Financial planners focusing on risk advice – and life insurers themselves – should heed developments in the direct life insurance space.
While much of the recent reporting on life insurance advice has focused on advice and how planners are remunerated for this, retail life insurers also need to up their game, as Professional Planner wrote earlier this month.
At the same time, one of the new breed of direct insurers, Greenstone, which is currently pursuing an IPO, appears to be generating strong customer, revenue and profit growth. Arguably it is because Greenstone is more successfully aligning with behavioural finance principles. So what can traditional insurers and advisers learn from this model?
The behavioural gap
Several studies have identified Australians as being drastically under-insured. So, why do we fail to insure? There are a number of behavioural biases that are particularly relevant for insurance decisions, including:
1. Salience. Unless you have been through something similar with a loved one, it can be hard to bring to mind a vivid, tangible and emotional story, image or experience about your potential untimely death or incapacity. This leads us to underplay the benefits of insurance.
In contrast, annual insurance premiums can be a much more tangible reminder of their costs.

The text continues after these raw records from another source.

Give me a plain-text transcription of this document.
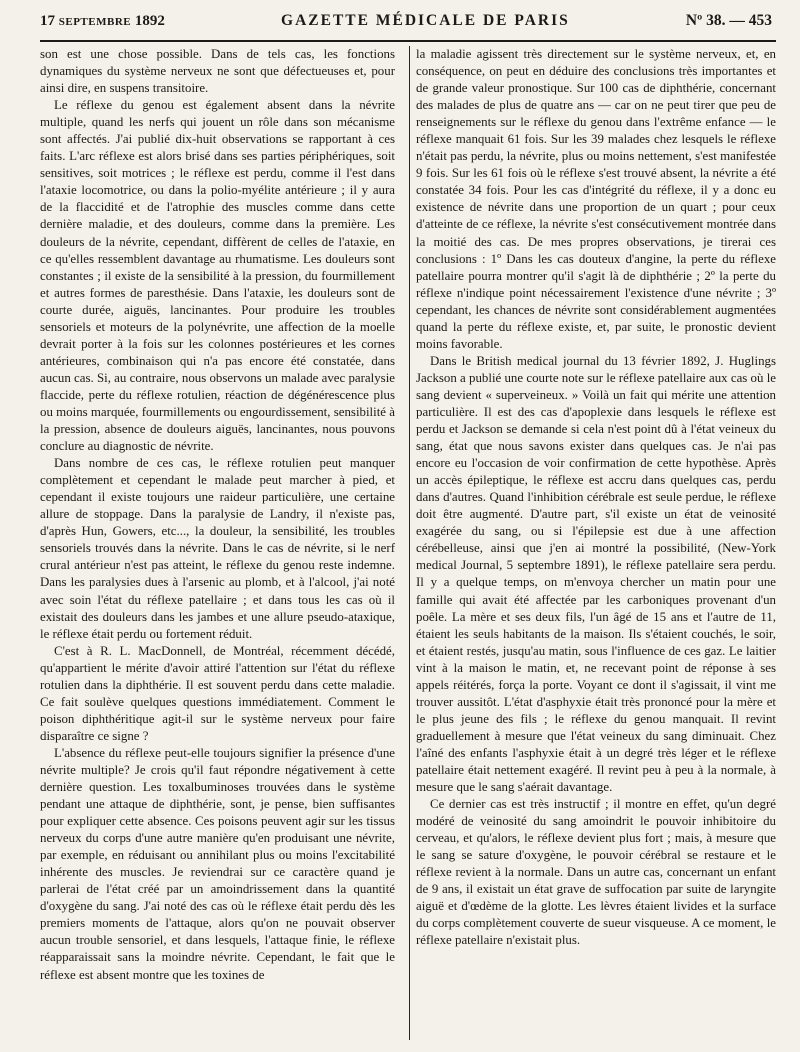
17 SEPTEMBRE 1892	GAZETTE MÉDICALE DE PARIS	Nº 38. — 453

son est une chose possible. Dans de tels cas, les fonctions dynamiques du système nerveux ne sont que défectueuses et, pour ainsi dire, en suspens transitoire.

Le réflexe du genou est également absent dans la névrite multiple, quand les nerfs qui jouent un rôle dans son mécanisme sont affectés. J'ai publié dix-huit observations se rapportant à ces faits. L'arc réflexe est alors brisé dans ses parties périphériques, soit sensitives, soit motrices ; le réflexe est perdu, comme il l'est dans l'ataxie locomotrice, ou dans la polio-myélite antérieure ; il y aura de la flaccidité et de l'atrophie des muscles comme dans cette dernière maladie, et des douleurs, comme dans la première. Les douleurs de la névrite, cependant, diffèrent de celles de l'ataxie, en ce qu'elles ressemblent davantage au rhumatisme. Les douleurs sont constantes ; il existe de la sensibilité à la pression, du fourmillement et autres formes de paresthésie. Dans l'ataxie, les douleurs sont de courte durée, aiguës, lancinantes. Pour produire les troubles sensoriels et moteurs de la polynévrite, une affection de la moelle devrait porter à la fois sur les colonnes postérieures et les cornes antérieures, combinaison qui n'a pas encore été constatée, dans aucun cas. Si, au contraire, nous observons un malade avec paralysie flaccide, perte du réflexe rotulien, réaction de dégénérescence plus ou moins marquée, fourmillements ou engourdissement, sensibilité à la pression, absence de douleurs aiguës, lancinantes, nous pouvons conclure au diagnostic de névrite.

Dans nombre de ces cas, le réflexe rotulien peut manquer complètement et cependant le malade peut marcher à pied, et cependant il existe toujours une raideur particulière, une certaine allure de stoppage. Dans la paralysie de Landry, il n'existe pas, d'après Hun, Gowers, etc..., la douleur, la sensibilité, les troubles sensoriels trouvés dans la névrite. Dans le cas de névrite, si le nerf crural antérieur n'est pas atteint, le réflexe du genou reste indemne. Dans les paralysies dues à l'arsenic au plomb, et à l'alcool, j'ai noté avec soin l'état du réflexe patellaire ; et dans tous les cas où il existait des douleurs dans les jambes et une allure pseudo-ataxique, le réflexe était perdu ou fortement réduit.

C'est à R. L. MacDonnell, de Montréal, récemment décédé, qu'appartient le mérite d'avoir attiré l'attention sur l'état du réflexe rotulien dans la diphthérie. Il est souvent perdu dans cette maladie. Ce fait soulève quelques questions immédiatement. Comment le poison diphthéritique agit-il sur le système nerveux pour faire disparaître ce signe ?

L'absence du réflexe peut-elle toujours signifier la présence d'une névrite multiple? Je crois qu'il faut répondre négativement à cette dernière question. Les toxalbuminoses trouvées dans le système pendant une attaque de diphthérie, sont, je pense, bien suffisantes pour expliquer cette absence. Ces poisons peuvent agir sur les tissus nerveux du corps d'une autre manière qu'en produisant une névrite, par exemple, en réduisant ou annihilant plus ou moins l'excitabilité inhérente des muscles. Je reviendrai sur ce caractère quand je parlerai de l'état créé par un amoindrissement dans la quantité d'oxygène du sang. J'ai noté des cas où le réflexe était perdu dès les premiers moments de l'attaque, alors qu'on ne pouvait observer aucun trouble sensoriel, et dans lesquels, l'attaque finie, le réflexe réapparaissait sans la moindre névrite. Cependant, le fait que le réflexe est absent montre que les toxines de

la maladie agissent très directement sur le système nerveux, et, en conséquence, on peut en déduire des conclusions très importantes et de grande valeur pronostique. Sur 100 cas de diphthérie, concernant des malades de plus de quatre ans — car on ne peut tirer que peu de renseignements sur le réflexe du genou dans l'extrême enfance — le réflexe manquait 61 fois. Sur les 39 malades chez lesquels le réflexe n'était pas perdu, la névrite, plus ou moins nettement, s'est manifestée 9 fois. Sur les 61 fois où le réflexe s'est trouvé absent, la névrite a été constatée 34 fois. Pour les cas d'intégrité du réflexe, il y a donc eu existence de névrite dans une proportion de un quart ; pour ceux d'atteinte de ce réflexe, la névrite s'est consécutivement montrée dans la moitié des cas. De mes propres observations, je tirerai ces conclusions : 1º Dans les cas douteux d'angine, la perte du réflexe patellaire pourra montrer qu'il s'agit là de diphthérie ; 2º la perte du réflexe n'indique point nécessairement l'existence d'une névrite ; 3º cependant, les chances de névrite sont considérablement augmentées quand la perte du réflexe existe, et, par suite, le pronostic devient moins favorable.

Dans le British medical journal du 13 février 1892, J. Huglings Jackson a publié une courte note sur le réflexe patellaire aux cas où le sang devient « superveineux. » Voilà un fait qui mérite une attention particulière. Il est des cas d'apoplexie dans lesquels le réflexe est perdu et Jackson se demande si cela n'est point dû à l'état veineux du sang, état que nous savons exister dans quelques cas. Je n'ai pas encore eu l'occasion de voir confirmation de cette hypothèse. Après un accès épileptique, le réflexe est accru dans quelques cas, perdu dans d'autres. Quand l'inhibition cérébrale est seule perdue, le réflexe doit être augmenté. D'autre part, s'il existe un état de veinosité exagérée du sang, ou si l'épilepsie est due à une affection cérébelleuse, ainsi que j'en ai montré la possibilité, (New-York medical Journal, 5 septembre 1891), le réflexe patellaire sera perdu. Il y a quelque temps, on m'envoya chercher un matin pour une famille qui avait été affectée par les carboniques provenant d'un poêle. La mère et ses deux fils, l'un âgé de 15 ans et l'autre de 11, étaient les seuls habitants de la maison. Ils s'étaient couchés, le soir, et étaient restés, jusqu'au matin, sous l'influence de ces gaz. Le laitier vint à la maison le matin, et, ne recevant point de réponse à ses appels réitérés, força la porte. Voyant ce dont il s'agissait, il vint me trouver aussitôt. L'état d'asphyxie était très prononcé pour la mère et le plus jeune des fils ; le réflexe du genou manquait. Il revint graduellement à mesure que l'état veineux du sang diminuait. Chez l'aîné des enfants l'asphyxie était à un degré très léger et le réflexe patellaire était nettement exagéré. Il revint peu à peu à la normale, à mesure que le sang s'aérait davantage.

Ce dernier cas est très instructif ; il montre en effet, qu'un degré modéré de veinosité du sang amoindrit le pouvoir inhibitoire du cerveau, et qu'alors, le réflexe devient plus fort ; mais, à mesure que le sang se sature d'oxygène, le pouvoir cérébral se restaure et le réflexe revient à la normale. Dans un autre cas, concernant un enfant de 9 ans, il existait un état grave de suffocation par suite de laryngite aiguë et d'œdème de la glotte. Les lèvres étaient livides et la surface du corps complètement couverte de sueur visqueuse. A ce moment, le réflexe patellaire n'existait plus.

2. Hyperbolic discounting. Not only do payments better attract our attention, they are also certain and they occur in the present. Studies show that if we have experience even a small delay in receiving a reward, it can make a large difference in how much we value it. As a result of any potential benefit payments occurring in the future, they tend to be more heavily discounted in our mental arithmetic than they should be.

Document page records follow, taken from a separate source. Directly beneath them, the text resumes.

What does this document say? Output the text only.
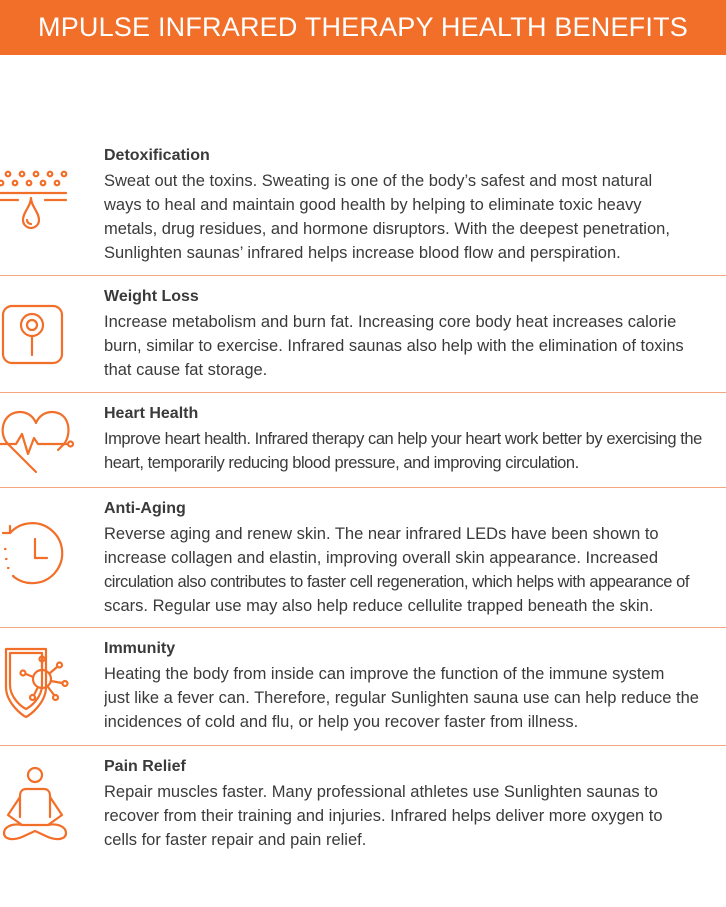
MPULSE INFRARED THERAPY HEALTH BENEFITS
Detoxification
Sweat out the toxins. Sweating is one of the body’s safest and most natural
ways to heal and maintain good health by helping to eliminate toxic heavy
metals, drug residues, and hormone disruptors. With the deepest penetration,
Sunlighten saunas’ infrared helps increase blood flow and perspiration.
Weight Loss
Increase metabolism and burn fat. Increasing core body heat increases calorie
burn, similar to exercise. Infrared saunas also help with the elimination of toxins
that cause fat storage.
Heart Health
Improve heart health. Infrared therapy can help your heart work better by exercising the
heart, temporarily reducing blood pressure, and improving circulation.
Anti-Aging
Reverse aging and renew skin. The near infrared LEDs have been shown to
increase collagen and elastin, improving overall skin appearance. Increased
circulation also contributes to faster cell regeneration, which helps with appearance of
scars. Regular use may also help reduce cellulite trapped beneath the skin.
Immunity
Heating the body from inside can improve the function of the immune system
just like a fever can. Therefore, regular Sunlighten sauna use can help reduce the
incidences of cold and flu, or help you recover faster from illness.
Pain Relief
Repair muscles faster. Many professional athletes use Sunlighten saunas to
recover from their training and injuries. Infrared helps deliver more oxygen to
cells for faster repair and pain relief.
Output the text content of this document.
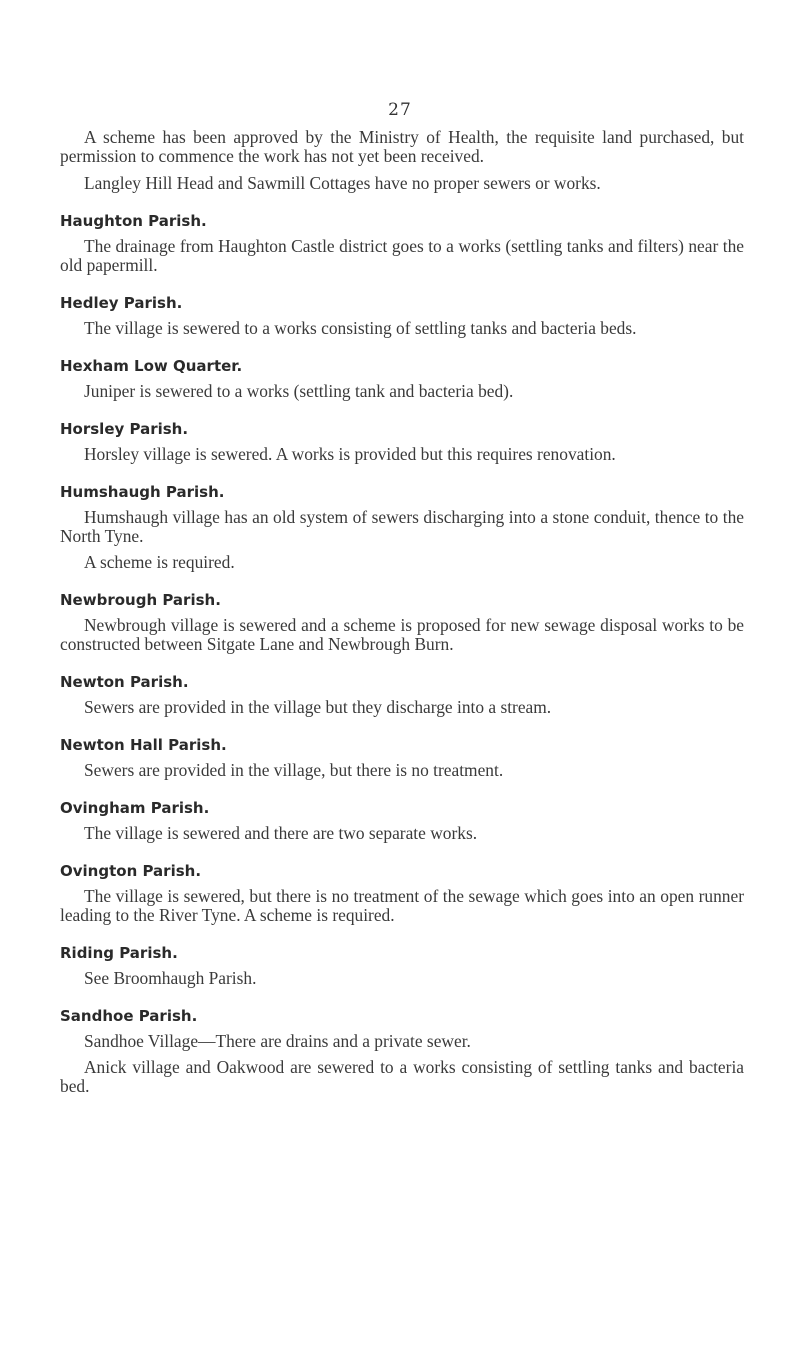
27

A scheme has been approved by the Ministry of Health, the requisite land purchased, but permission to commence the work has not yet been received.

Langley Hill Head and Sawmill Cottages have no proper sewers or works.

Haughton Parish.

The drainage from Haughton Castle district goes to a works (settling tanks and filters) near the old papermill.

Hedley Parish.

The village is sewered to a works consisting of settling tanks and bacteria beds.

Hexham Low Quarter.

Juniper is sewered to a works (settling tank and bacteria bed).

Horsley Parish.

Horsley village is sewered. A works is provided but this requires renovation.

Humshaugh Parish.

Humshaugh village has an old system of sewers discharging into a stone conduit, thence to the North Tyne.

A scheme is required.

Newbrough Parish.

Newbrough village is sewered and a scheme is proposed for new sewage disposal works to be constructed between Sitgate Lane and Newbrough Burn.

Newton Parish.

Sewers are provided in the village but they discharge into a stream.

Newton Hall Parish.

Sewers are provided in the village, but there is no treatment.

Ovingham Parish.

The village is sewered and there are two separate works.

Ovington Parish.

The village is sewered, but there is no treatment of the sewage which goes into an open runner leading to the River Tyne. A scheme is required.

Riding Parish.

See Broomhaugh Parish.

Sandhoe Parish.

Sandhoe Village—There are drains and a private sewer.

Anick village and Oakwood are sewered to a works consisting of settling tanks and bacteria bed.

3. Gains and losses. As humans, we weigh losses more heavily in our decision-making than we do equivalent gains. And we weigh many small gains or losses more than the same amount experienced as a single large gain or loss.
As if designed to create the most adverse psychological impact, life insurance policies convert many small losses (premium payments) into the potential for a single large gain (benefit payment).
4. Over-confidence. Like in the example of the above average driver effect, we tend to believe that an untimely death, significant injury or critical illness only happens to others. It can be emotionally unsettling to imagine it happening to us!
5. Complexity. Insurance products can be complex, the options numerous, comparisons between them difficult, and the underwriting processes lengthy and sometimes burdensome. As a result, we can become overwhelmed, disengaged and overcome by inertia.
6. Trust. A simple solution to the difficulties we face is to turn to someone we trust. Given recent headline-grabbing cases of bad advice and conflicts of interest, for many people, the financial planning industry has lost that trust.
Closing the behavioural gap
The bad news is that, as a result of these biases in our decision-making, many Australians are exposed to potentially ruinous financial scenarios. The good news is that there is a multi-billion dollar opportunity for those insurers and advisers that can bridge the behavioural gap.
Direct insurers certainly won’t suit all clients – particularly those with more complex needs. There will always be a role for the adviser. But what can we learn from the direct insurance model?
· Tip 1: Create greater salience by using relevant, vivid emotional stories. Greenstone’s product suite includes pet insurance and funeral insurance. Regardless of the merits of the products, from a behavioural perspective, both can create a more tangible and more emotionally engaging experience for customers. It can be easier to imagine a funeral for an older person, or an expensive visit to the vet for Rex, than an untimely death of a healthy 40-something from a low probability unknowable event.
· Tip 2: Increase convenience. Small efficiencies to expedite processes or to make them clearer can often heavily influence whether people act on their good intentions. Greenstone’s more convenient (on-line/phone) sales process and quicker underwriting are likely to further reduce the up-front costs on our mental energy, and therefore limit opportunities for procrastination and inaction.
· Tip 3: Simplify options and facilitate easy comparisons. Greenstone offers simplified products. In addition, Choosi, Greenstone’s on-line comparator tool, claims to make comparisons easy, helping to overcome the paralyzing effects of complex choices. The alternative to a hard choice can often be making no choice at all.
· Tip 4: Use the power of social influence. When we face uncertainty, we often rely on what others do as a guide for our own action. Greenstone uses consumer reviews to help guide users to the most appropriate product. Advisers can use relevant testimonials and case studies.
· Tip 5: Create small benefits. Offsetting the stream of premium payments, which can weigh heavily on us, Greenstone provides small immediate “benefits” to customers it deems to be most at risk of wavering by offering loyalty incentive rewards such as vouchers and rebates. Scalable technology solutions mean that advisers and insurers may be able to deliver similar types of incentives to customers at almost no cost to their business.
In behavioural finance, as in most areas of business and life, small things can often make a big difference.